Do you keep a little night light on at night? I had a pair of angels a long time ago and they would consistently eat their eggs when left in complete darkness at night, presumably panicking because they couldn't see them. Keeping a little night light on solved the problem...


----------



## fishdragon (Nov 8, 2010)

This method I first time got know, I will try it, maybe probably give some feedback at here later. Thank you crazy72.


----------



## Jackc (Aug 6, 2010)

congrat...


----------



## clintgv (May 6, 2010)

Congrats!!!
Maybe you can start your own fish store with just 1000 baby angel fish for sale hehehe.


----------



## fishdragon (Nov 8, 2010)

clintgv said:


> Congrats!!!
> Maybe you can start your own fish store with just 1000 baby angel fish for sale hehehe.
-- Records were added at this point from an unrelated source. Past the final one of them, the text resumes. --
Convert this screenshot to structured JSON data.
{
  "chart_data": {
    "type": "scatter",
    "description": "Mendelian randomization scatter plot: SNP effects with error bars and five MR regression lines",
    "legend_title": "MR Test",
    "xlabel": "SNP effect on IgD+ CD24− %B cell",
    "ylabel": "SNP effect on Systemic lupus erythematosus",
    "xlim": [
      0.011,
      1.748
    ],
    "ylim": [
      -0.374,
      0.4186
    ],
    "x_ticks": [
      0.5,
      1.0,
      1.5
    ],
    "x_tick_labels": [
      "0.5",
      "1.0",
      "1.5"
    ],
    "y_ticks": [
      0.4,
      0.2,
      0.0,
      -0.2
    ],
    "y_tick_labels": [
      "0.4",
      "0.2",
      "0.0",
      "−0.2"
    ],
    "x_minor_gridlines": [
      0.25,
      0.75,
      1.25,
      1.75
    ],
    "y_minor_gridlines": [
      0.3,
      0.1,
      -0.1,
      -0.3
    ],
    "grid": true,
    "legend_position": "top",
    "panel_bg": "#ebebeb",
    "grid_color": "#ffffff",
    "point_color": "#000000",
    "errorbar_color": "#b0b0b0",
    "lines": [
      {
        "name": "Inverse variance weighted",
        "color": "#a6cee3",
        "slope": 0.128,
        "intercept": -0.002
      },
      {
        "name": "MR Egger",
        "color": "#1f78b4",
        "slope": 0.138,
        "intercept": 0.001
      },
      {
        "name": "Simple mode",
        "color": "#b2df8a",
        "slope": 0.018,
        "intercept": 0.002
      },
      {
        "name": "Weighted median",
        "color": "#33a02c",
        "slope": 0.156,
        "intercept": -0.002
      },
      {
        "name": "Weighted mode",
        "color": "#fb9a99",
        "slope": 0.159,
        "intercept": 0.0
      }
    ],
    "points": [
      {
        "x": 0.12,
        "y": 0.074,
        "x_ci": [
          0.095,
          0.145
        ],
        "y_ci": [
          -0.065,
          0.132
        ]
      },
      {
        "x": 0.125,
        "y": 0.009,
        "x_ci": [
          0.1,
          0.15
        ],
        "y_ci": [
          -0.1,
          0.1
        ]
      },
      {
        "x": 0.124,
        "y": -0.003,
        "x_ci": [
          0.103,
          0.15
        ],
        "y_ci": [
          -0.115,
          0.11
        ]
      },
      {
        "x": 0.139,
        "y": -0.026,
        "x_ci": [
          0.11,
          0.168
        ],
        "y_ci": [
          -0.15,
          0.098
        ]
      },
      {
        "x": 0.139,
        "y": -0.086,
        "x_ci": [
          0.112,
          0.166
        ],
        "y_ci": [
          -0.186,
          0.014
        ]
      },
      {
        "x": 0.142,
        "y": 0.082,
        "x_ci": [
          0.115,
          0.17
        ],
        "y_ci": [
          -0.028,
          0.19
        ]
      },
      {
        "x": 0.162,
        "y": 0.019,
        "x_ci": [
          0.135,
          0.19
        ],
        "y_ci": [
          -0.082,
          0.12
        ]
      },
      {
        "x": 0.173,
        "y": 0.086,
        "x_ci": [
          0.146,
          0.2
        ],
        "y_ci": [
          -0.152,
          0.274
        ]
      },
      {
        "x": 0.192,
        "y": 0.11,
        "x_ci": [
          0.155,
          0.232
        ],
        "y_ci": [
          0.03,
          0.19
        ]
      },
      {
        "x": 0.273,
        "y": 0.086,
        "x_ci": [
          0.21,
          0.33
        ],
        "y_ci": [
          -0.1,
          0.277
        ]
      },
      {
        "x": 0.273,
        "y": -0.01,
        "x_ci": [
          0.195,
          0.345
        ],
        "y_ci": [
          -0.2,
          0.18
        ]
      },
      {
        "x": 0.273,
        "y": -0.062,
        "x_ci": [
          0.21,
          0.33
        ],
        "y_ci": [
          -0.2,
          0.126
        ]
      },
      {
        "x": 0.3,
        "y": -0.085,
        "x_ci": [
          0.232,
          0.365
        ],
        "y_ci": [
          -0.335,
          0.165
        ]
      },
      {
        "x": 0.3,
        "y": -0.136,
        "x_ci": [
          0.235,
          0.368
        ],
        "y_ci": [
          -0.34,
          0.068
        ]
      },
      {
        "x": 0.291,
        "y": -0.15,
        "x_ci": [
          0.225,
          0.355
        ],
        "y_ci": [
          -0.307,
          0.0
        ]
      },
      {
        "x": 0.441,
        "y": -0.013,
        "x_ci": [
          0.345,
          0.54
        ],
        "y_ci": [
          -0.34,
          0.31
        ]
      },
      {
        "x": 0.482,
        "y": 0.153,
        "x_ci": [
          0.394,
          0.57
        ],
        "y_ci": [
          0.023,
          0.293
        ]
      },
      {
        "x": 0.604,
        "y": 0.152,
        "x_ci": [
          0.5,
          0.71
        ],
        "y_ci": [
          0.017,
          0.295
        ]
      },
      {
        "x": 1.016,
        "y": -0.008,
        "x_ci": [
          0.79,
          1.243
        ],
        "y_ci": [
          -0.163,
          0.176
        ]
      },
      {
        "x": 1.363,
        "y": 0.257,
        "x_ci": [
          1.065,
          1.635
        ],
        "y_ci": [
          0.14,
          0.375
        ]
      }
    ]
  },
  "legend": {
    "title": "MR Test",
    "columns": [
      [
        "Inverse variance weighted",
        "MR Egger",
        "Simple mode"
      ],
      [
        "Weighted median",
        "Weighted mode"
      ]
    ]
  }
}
Enn, That's a good advice, but GVA seems a not big market for fit my 1000 baby angels, I need try find other places for them  if they can all grow up.


----------



## fishdragon (Nov 8, 2010)

it's show time for some of them already grown up:
http://www.bcaquaria.com/forum/members/fishdragon-1925/albums/angel-frys-quarter-~-loonie-size-183/
I lost two batches, i.e. first time 50% lost, and 2nd time 50% lost, right now actually 25% left from the beginning.
the lost reason I believe is the less of oxygen due to bad water condition.


----------